鉄砲と言うと兎角強さを問うて来られます。そんなものは当たってみなければ分からない、というのが実際のところですが、それを身近に見るにはゴム粘土の試験標的を撃ってみるとたいへん見易いマークを得られます。

図はごく一般的な文具用ゴム粘土を厚み4cm位にした試験体です。大きさは握りこぶし大です。
発射した銃は蓄圧式競技用エアライフルですが、速度を微妙に変えるのが面倒な為、二種類の重量の鼓型ペレットを使用しています。また、あえて猟用の尖頭弾を避けて競技用ワッドカッター弾を使い、より短い貫通性を利用して、無駄な大きさの試験体になるのを避けます。

射距離は3m程、その程度でないと大体明確な差が見られない種類のものです。
射入口は見ての通り、速い程バリが大きく盛り上がっています。でも各々あまり違いがなく見えます。

そこで、切り開いて通り道を見てみます。
試験体は機械固定していませんので、着弾しますと自由振動で緩衝します。もし固定していたら、右下のものは貫通してしまっているでしょう。でもここは経験、ダテに長くやってません。あと3mm位のところで停まるのが感覚的に分かっているので粘土をコノ大きさに留め置けます。
大昔、許可制以前の話ですが、空気銃のタマは文具店等で袋入りで売っていて、五十個程入っているのが三十円位と割合高価なものだったので、出来るだけ数を撃つには回収して再利用したいものの、大抵のものを撃つと潰れて使えなくなってしまいます。少年漫画の古本等は最悪だったそうです。でも当時の子供達は賢く、あれこれ試すうち、学校の彫塑の授業で使うゴム粘土なら、標的としても再利用出来、かつタマが温存出来る一石二鳥の性能があることを発見し、伝承したらしいのです。ナニ、偉そうなことを云っても、私は当時の実行者世代から受け継ぐことが出来たというだけなのですが、普通ゴム粘土を寝間とかで撃つとタマは表面から1cm位のところにおとなしく停まっており、重ねて後ろから撃たない限り、ほぼサイズもそのまま回収出来て、何度も使えたのだというのを利用してみただけです。が、モダンな競技銃は1cmという訳にいきませんでしたね。
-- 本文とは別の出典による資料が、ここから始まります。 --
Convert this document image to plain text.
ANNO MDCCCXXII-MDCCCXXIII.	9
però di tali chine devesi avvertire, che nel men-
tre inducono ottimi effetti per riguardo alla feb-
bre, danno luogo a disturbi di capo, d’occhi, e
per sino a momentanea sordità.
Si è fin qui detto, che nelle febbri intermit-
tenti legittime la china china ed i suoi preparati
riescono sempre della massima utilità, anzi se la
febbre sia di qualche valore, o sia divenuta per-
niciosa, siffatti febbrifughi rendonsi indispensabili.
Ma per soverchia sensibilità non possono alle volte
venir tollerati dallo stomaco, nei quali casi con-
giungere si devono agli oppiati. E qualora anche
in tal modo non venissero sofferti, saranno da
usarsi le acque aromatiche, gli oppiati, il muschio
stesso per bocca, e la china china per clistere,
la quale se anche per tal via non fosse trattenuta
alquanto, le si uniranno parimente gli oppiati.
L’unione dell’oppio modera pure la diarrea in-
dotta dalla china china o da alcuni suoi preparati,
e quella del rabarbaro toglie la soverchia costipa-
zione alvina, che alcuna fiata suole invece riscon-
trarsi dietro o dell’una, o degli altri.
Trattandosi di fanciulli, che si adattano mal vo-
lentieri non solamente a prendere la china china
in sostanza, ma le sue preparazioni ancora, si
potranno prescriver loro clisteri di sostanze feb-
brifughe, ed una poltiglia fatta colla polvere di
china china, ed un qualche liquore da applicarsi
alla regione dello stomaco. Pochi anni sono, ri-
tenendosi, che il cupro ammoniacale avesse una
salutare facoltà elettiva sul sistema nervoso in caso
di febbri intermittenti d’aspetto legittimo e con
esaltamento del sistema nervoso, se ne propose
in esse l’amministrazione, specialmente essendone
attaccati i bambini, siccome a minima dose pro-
弾にはライフルマークの他の変型は殆ど見られません。ナルホド、やっぱり賢いですね。
遅くても重たい弾は深く迄入っていますが、ある程度から先の速度では重たい弾のほうが短く停まってしまっています。
実はこれが速ければ当たるということにならないことの実態なのです。この試験体を撃った銃は、何と左上のセットの命中精度が最も高いのです。一番使えないのは右上のセットで、黙っていてもタマの直径一個分丸々ばらついてしまうのです。これはエアライフル射撃では狙うだけ無駄というもの。エアライフルは室内の無風環境で行う射撃ですが、タマと速さとのマッチングはとても重要です。どうにも当たらないな、と思ったら、射法の検証ばかりでなく、別の種類のタマも試してみなければ性能は引き出せません。

タマが変形しないことも重要なことです。
強過ぎてタマのスカートが余り膨らんでしまいますと、飛翔体としてのバランスを損なう虞れがあります。長さが短くなる程ですと、愈々真直ぐ飛ばすのは難しいでしょう。直径と長さの比率が、製品時と射出時で大差ない範囲であることは望まれると思います。

話が逸れました。
イリョクのことですが、だいたいまあ、 4.5 mm の競技銃のこの弾速での入りはこの程度です。
普通の梱包用段ボール箱ですと、5枚を打ち抜けるか、少し足らないか程度と思われます。
ちなみに玩具の6mmのプラスチックBBを同じ距離で95m毎秒程度で放った入りはこの程度です。
くだんの話の昔の空気銃はこの程度だった可能性があります。鉛は柔らかいので補修も簡単で、サバ缶の底やビールの王冠でちょっとテルテル坊主の裾を押してやればアタリの違いなく再利用出来たんだそうです。